Ken Simonson, chief economist for the Associated General Contractors, noted that the construction industry is particularly reliant on imported materials and that the impact of tariffs could vary regionally depending on whether contractors use domestically sourced or imported materials. Reflecting on previous tariffs enacted by Trump, Simonson recalled that the 25 percent tariffs on steel and 10 percent on aluminum caused supply chain disruptions and price increases. He also warned of potential retaliatory tariffs from other countries. “Both the tariff-induced price increases and the responses are likely to be damaging to construction firms and to the demand for construction,” Simonson said.

Construction materials like Canadian softwood lumber, steel, concrete, and asphalt could see price hikes due to the proposed tariffs, with Mike Salsgiver, executive director of the Associated General Contractors Oregon-Columbia chapter, stating, “Anything that contributes to further increased price of materials is never a good thing for the industry or the public.”

While tariffs might benefit domestic producers, such as Timberlab in Oregon, some experts believe they could harm overall industry stability.
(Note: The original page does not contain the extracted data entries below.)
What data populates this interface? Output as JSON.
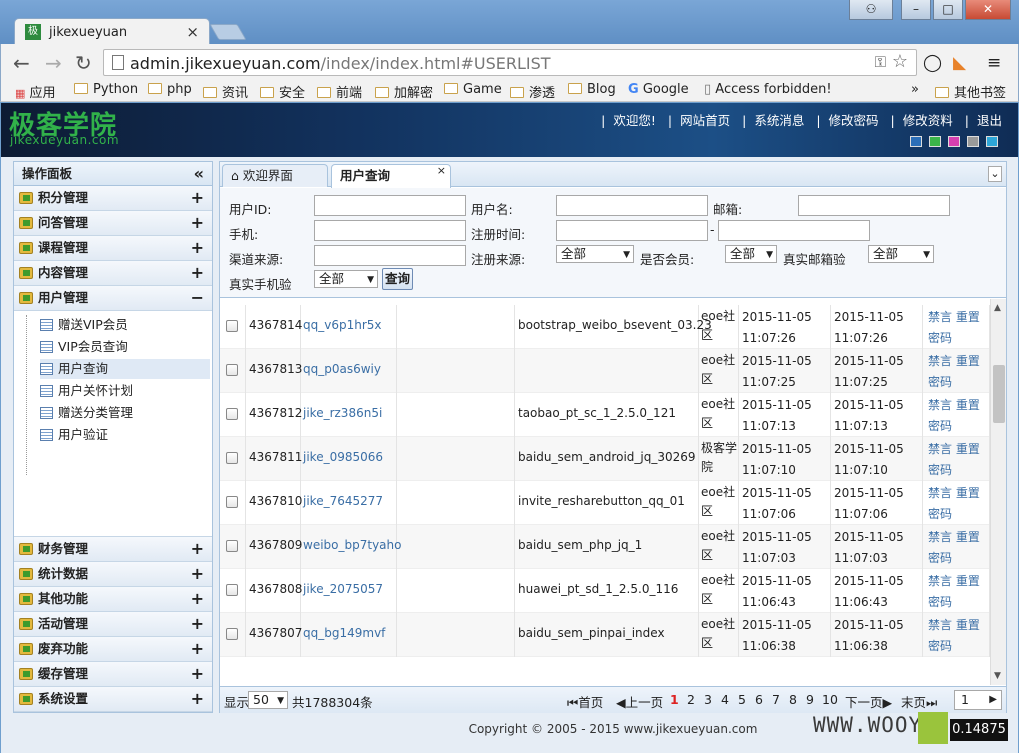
{
  "browser": {
    "tab_title": "jikexueyuan",
    "url_host": "admin.jikexueyuan.com",
    "url_path": "/index/index.html#USERLIST",
    "bookmarks": [
      "应用",
      "Python",
      "php",
      "资讯",
      "安全",
      "前端",
      "加解密",
      "Game",
      "渗透",
      "Blog",
      "Google",
      "Access forbidden!"
    ],
    "other_bookmarks": "其他书签"
  },
  "header": {
    "logo": "极客学院",
    "logo_sub": "jikexueyuan.com",
    "nav": [
      "欢迎您!",
      "网站首页",
      "系统消息",
      "修改密码",
      "修改资料",
      "退出"
    ],
    "swatch_colors": [
      "#2c6fb8",
      "#3bb54a",
      "#d63fb0",
      "#9a9a9a",
      "#2ea6d8"
    ]
  },
  "sidebar": {
    "title": "操作面板",
    "groups_top": [
      "积分管理",
      "问答管理",
      "课程管理",
      "内容管理",
      "用户管理"
    ],
    "sub_items": [
      "赠送VIP会员",
      "VIP会员查询",
      "用户查询",
      "用户关怀计划",
      "赠送分类管理",
      "用户验证"
    ],
    "groups_bottom": [
      "财务管理",
      "统计数据",
      "其他功能",
      "活动管理",
      "废弃功能",
      "缓存管理",
      "系统设置"
    ]
  },
  "tabs": [
    "欢迎界面",
    "用户查询"
  ],
  "form": {
    "user_id": "用户ID:",
    "username": "用户名:",
    "email": "邮箱:",
    "phone": "手机:",
    "reg_time": "注册时间:",
    "channel": "渠道来源:",
    "reg_source": "注册来源:",
    "reg_source_val": "全部",
    "is_member": "是否会员:",
    "is_member_val": "全部",
    "real_email": "真实邮箱验",
    "real_email_val": "全部",
    "real_phone": "真实手机验",
    "real_phone_val": "全部",
    "query": "查询",
    "dash": "-"
  },
  "rows": [
    {
      "id": "4367814",
      "user": "qq_v6p1hr5x",
      "src": "bootstrap_weibo_bsevent_03.23",
      "site1": "eoe社",
      "site2": "区",
      "d1": "2015-11-05",
      "t1": "11:07:26",
      "d2": "2015-11-05",
      "t2": "11:07:26",
      "a1": "禁言",
      "a2": "重置",
      "a3": "密码"
    },
    {
      "id": "4367813",
      "user": "qq_p0as6wiy",
      "src": "",
      "site1": "eoe社",
      "site2": "区",
      "d1": "2015-11-05",
      "t1": "11:07:25",
      "d2": "2015-11-05",
      "t2": "11:07:25",
      "a1": "禁言",
      "a2": "重置",
      "a3": "密码"
    },
    {
      "id": "4367812",
      "user": "jike_rz386n5i",
      "src": "taobao_pt_sc_1_2.5.0_121",
      "site1": "eoe社",
      "site2": "区",
      "d1": "2015-11-05",
      "t1": "11:07:13",
      "d2": "2015-11-05",
      "t2": "11:07:13",
      "a1": "禁言",
      "a2": "重置",
      "a3": "密码"
    },
    {
      "id": "4367811",
      "user": "jike_0985066",
      "src": "baidu_sem_android_jq_30269",
      "site1": "极客学",
      "site2": "院",
      "d1": "2015-11-05",
      "t1": "11:07:10",
      "d2": "2015-11-05",
      "t2": "11:07:10",
      "a1": "禁言",
      "a2": "重置",
      "a3": "密码"
    },
    {
      "id": "4367810",
      "user": "jike_7645277",
      "src": "invite_resharebutton_qq_01",
      "site1": "eoe社",
      "site2": "区",
      "d1": "2015-11-05",
      "t1": "11:07:06",
      "d2": "2015-11-05",
      "t2": "11:07:06",
      "a1": "禁言",
      "a2": "重置",
      "a3": "密码"
    },
    {
      "id": "4367809",
      "user": "weibo_bp7tyaho",
      "src": "baidu_sem_php_jq_1",
      "site1": "eoe社",
      "site2": "区",
      "d1": "2015-11-05",
      "t1": "11:07:03",
      "d2": "2015-11-05",
      "t2": "11:07:03",
      "a1": "禁言",
      "a2": "重置",
      "a3": "密码"
    },
    {
      "id": "4367808",
      "user": "jike_2075057",
      "src": "huawei_pt_sd_1_2.5.0_116",
      "site1": "eoe社",
      "site2": "区",
      "d1": "2015-11-05",
      "t1": "11:06:43",
      "d2": "2015-11-05",
      "t2": "11:06:43",
      "a1": "禁言",
      "a2": "重置",
      "a3": "密码"
    },
    {
      "id": "4367807",
      "user": "qq_bg149mvf",
      "src": "baidu_sem_pinpai_index",
      "site1": "eoe社",
      "site2": "区",
      "d1": "2015-11-05",
      "t1": "11:06:38",
      "d2": "2015-11-05",
      "t2": "11:06:38",
      "a1": "禁言",
      "a2": "重置",
      "a3": "密码"
    }
  ],
  "pager": {
    "show": "显示",
    "per_page": "50",
    "total": "共1788304条",
    "first": "首页",
    "prev": "上一页",
    "pages": [
      "1",
      "2",
      "3",
      "4",
      "5",
      "6",
      "7",
      "8",
      "9",
      "10"
    ],
    "next": "下一页",
    "last": "末页",
    "page_input": "1"
  },
  "footer": "Copyright © 2005 - 2015 www.jikexueyuan.com",
  "watermark": {
    "text": "WWW.WOOYU",
    "value": "0.14875"
  }
}
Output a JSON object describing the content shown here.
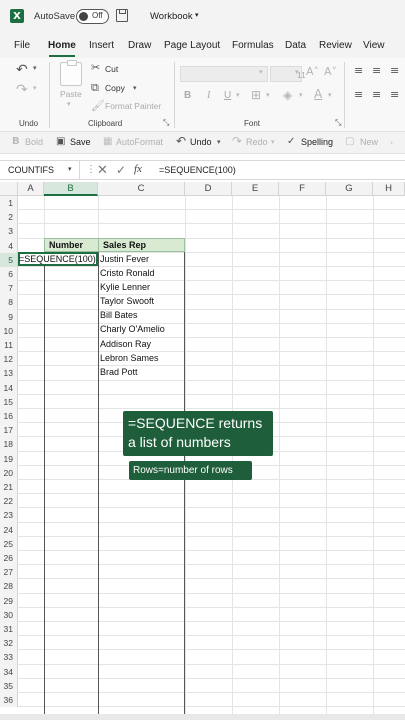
{
  "titlebar": {
    "autosave_label": "AutoSave",
    "autosave_state": "Off",
    "workbook_name": "Workbook",
    "caret": "▾"
  },
  "tabs": [
    "File",
    "Home",
    "Insert",
    "Draw",
    "Page Layout",
    "Formulas",
    "Data",
    "Review",
    "View"
  ],
  "active_tab": "Home",
  "ribbon": {
    "undo_label": "Undo",
    "paste_label": "Paste",
    "cut_label": "Cut",
    "copy_label": "Copy",
    "format_painter_label": "Format Painter",
    "clipboard_label": "Clipboard",
    "font_label": "Font",
    "font_size_value": "11",
    "bold": "B",
    "italic": "I",
    "underline": "U"
  },
  "quick_toolbar": {
    "bold": "Bold",
    "save": "Save",
    "autoformat": "AutoFormat",
    "undo": "Undo",
    "redo": "Redo",
    "spelling": "Spelling",
    "new": "New"
  },
  "formula_bar": {
    "name_box": "COUNTIFS",
    "formula": "=SEQUENCE(100)"
  },
  "grid": {
    "columns": [
      "A",
      "B",
      "C",
      "D",
      "E",
      "F",
      "G",
      "H"
    ],
    "rows": [
      "1",
      "2",
      "3",
      "4",
      "5",
      "6",
      "7",
      "8",
      "9",
      "10",
      "11",
      "12",
      "13",
      "14",
      "15",
      "16",
      "17",
      "18",
      "19",
      "20",
      "21",
      "22",
      "23",
      "24",
      "25",
      "26",
      "27",
      "28",
      "29",
      "30",
      "31",
      "32",
      "33",
      "34",
      "35",
      "36"
    ],
    "selected_column": "B",
    "selected_row": "5",
    "header_number": "Number",
    "header_sales_rep": "Sales Rep",
    "edit_value": "=SEQUENCE(100)",
    "sales_reps": [
      "Justin Fever",
      "Cristo Ronald",
      "Kylie Lenner",
      "Taylor Swooft",
      "Bill Bates",
      "Charly O'Amelio",
      "Addison Ray",
      "Lebron Sames",
      "Brad Pott"
    ]
  },
  "callouts": {
    "main_line1": "=SEQUENCE returns",
    "main_line2": "a list of numbers",
    "sub": "Rows=number of rows"
  },
  "colors": {
    "excel_green": "#1d6f42",
    "callout_bg": "#1f5e3b",
    "header_fill": "#d9ead3"
  }
}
Jordan Schnitzer, CEO of Schnitzer Properties, suggested that Trump’s tariff rhetoric might be a negotiation tactic rather than an actual policy shift, noting, “I think President Trump will use that as a threat and not enact the draconian tariffs he’s talked about.”

Josh Levy, a partner at Husch Blackwell law firm, highlighted the unpredictability tariffs would introduce, especially as the construction industry continues to rely heavily on imports. Levy expressed concerns that tariffs would increase material costs, especially following the volatility caused by the pandemic and geopolitical issues. “Now injecting policy to make that material likely more expensive is going to impact how jobs move forward,” Levy said.

Dan Wilson, an international trade and supply chain attorney, explained that the Trump administration is likely to target aluminum, steel, and softwood lumber, which could further disrupt the construction industry. “Tariffs are expected to home in on Chinese steel sources, and Canadian softwood lumber suppliers will likely face renewed challenges,” Wilson said.

The impact of tariffs on project financing is also a concern, as price fluctuations could delay or disrupt project funding. Contractors will need to be vigilant in tracking material prices and adjust their strategies accordingly, particularly as U.S. manufacturers compete with imports. Wilson cautioned that construction firms would need to diversify their supply chains to account for the potential disruptions caused by tariffs.

The new administration's emphasis on domestic production could lead to stricter preference rules favoring local suppliers. With potential changes to legislation like the Infrastructure Investment and Jobs Act, construction firms will need to stay agile as the policy landscape shifts under the incoming administration. "This incoming administration has done its homework,” Wilson said, “so, we might even see quicker action than was the case in the first administration when it comes to tariffs.”